Peut-être mais peut-être pas, et la limite, elle est introuvable. Je sais que c’est
extrêmement présomptueux de le présenter comme ça, comme si mes mots avaient finalement
un quelconque pouvoir, comme si j’agissais sur les gens d’une certaine façon.
Mais moi je culpabilise et j’arrive plus à trouver les mots, j’arrive plus à
aider, à garder ces gens debout. Et j’ai cet amère impression d’en faire de
même, d’entrer dans cette course de celui qui souffre le plus. Parce que c’est
devenu un musée, une exposition un peu malsaine qu’on prend plaisir à regarder.
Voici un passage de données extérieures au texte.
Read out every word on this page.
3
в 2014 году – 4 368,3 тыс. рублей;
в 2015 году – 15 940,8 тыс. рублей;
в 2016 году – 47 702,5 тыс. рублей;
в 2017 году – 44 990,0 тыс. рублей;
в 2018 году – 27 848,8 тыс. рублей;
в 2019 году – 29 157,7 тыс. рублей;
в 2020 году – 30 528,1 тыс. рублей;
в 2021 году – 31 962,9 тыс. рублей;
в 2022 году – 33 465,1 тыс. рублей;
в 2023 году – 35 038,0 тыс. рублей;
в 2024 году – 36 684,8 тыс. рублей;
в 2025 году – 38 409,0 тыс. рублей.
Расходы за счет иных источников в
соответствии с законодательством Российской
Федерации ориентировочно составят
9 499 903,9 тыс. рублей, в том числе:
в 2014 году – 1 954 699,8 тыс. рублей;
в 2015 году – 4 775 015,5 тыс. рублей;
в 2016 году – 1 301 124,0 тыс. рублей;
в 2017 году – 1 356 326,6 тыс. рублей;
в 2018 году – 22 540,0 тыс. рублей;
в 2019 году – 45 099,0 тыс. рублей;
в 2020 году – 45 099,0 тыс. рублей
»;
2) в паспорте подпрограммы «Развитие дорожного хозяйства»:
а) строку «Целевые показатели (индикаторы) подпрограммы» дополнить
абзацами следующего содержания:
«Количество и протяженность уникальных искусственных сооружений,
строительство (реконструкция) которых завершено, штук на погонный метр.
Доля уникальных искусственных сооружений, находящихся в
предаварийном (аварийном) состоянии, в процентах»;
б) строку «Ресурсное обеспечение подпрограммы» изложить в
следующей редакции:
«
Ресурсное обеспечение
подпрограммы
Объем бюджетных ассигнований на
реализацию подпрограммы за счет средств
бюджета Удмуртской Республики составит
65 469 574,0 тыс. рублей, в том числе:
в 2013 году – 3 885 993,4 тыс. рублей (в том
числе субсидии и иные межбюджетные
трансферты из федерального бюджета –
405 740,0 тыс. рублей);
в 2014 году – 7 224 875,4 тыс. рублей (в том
Je passe mon temps à prôner que la douleur n’est pas quantifiable et j’en viens
à plus supporter les tirades larmoyantes et niaises, comme si j’oubliais où j’étais,
moi, à 20ans. Comme si j’me mettais en tête de course. J’veux pas t’entendre, j’ai
vécu pire. D’ailleurs, si tu veux mes maux, prends les traumas qui vont avec,
ça m’aiderait.
C’est complètement
con.
Je crois qu’au
final, j’étais beaucoup plus forte quand j’étais gosse. Avant qu’on arrache le
pansement. Avant de me foutre des étiquettes sur la peau. Je suis comme ça
parce que j’ai vécu ça. Je suis un condensé de ces mini batailles. J’écris pour
moi, parce que j’en ai besoin, plus pour être lue. Je prends mes distances, je
pense un peu à moi, j’ai assez de boulot comme ça. Et, c’est mieux comme ça. Je
culpabiliserai moins.
J’ai 26 ans dans
un mois et tout est en train de changer à l’intérieur de moi, c’est un beau
bordel que j’ai un peu envie de garder pour moi. De mettre noir sur blanc pour
ceux qui le voudront, et au pire, je m’en fiche.
Bonjour, si tu savais comme je comprends ce que tu écris...je n'ai pas lu ton blog en entier (pas encore ^^), je ne connais pas ta blessure, même s'il me semble la deviner à travers tes lignes, mais je voulais te dire que je connaissais cette sensation de porter la plus grande douleur en son sein et que rien autour ne pourra l'égaler ou la "supplanter", jamais.
RépondreSupprimerJe ressens encore parfois ses effluves amères, mais plus comme par le passé, tout ça a fini doucement par s'évaporer et à aller se faire voir ailleurs, loin, loin, loin chez les grecs ou en Papouasie Nouvelle Guinée, je saurais pas dire héhé...
La seule chose dont je suis sûre, c'est que lorsque je me sentais ainsi, acculée par la souffrance jusqu'à en "mépriser" celle des autres, je ne m'étais pas encore libérée de mes chaînes. On n'avait pas suffisamment -selon moi- reconnu mon "statut" de victime.
A partir du moment où j'ai décidé de tourner le dos à mon bourreau et de cesser toute relation avec lui, j'ai commencé -quelques mois après, faut pas déconner- à aller beaucoup mieux, peut être, sûrement même parce que je m'étais enfin et pour la première fois respectée, accueillie en tant qu'être humain, digne de droits, d'affection et d'amour.
Je te souhaite toutes ces choses et plus encore...j'espère aussi que tu vas bien, je t'embrasse.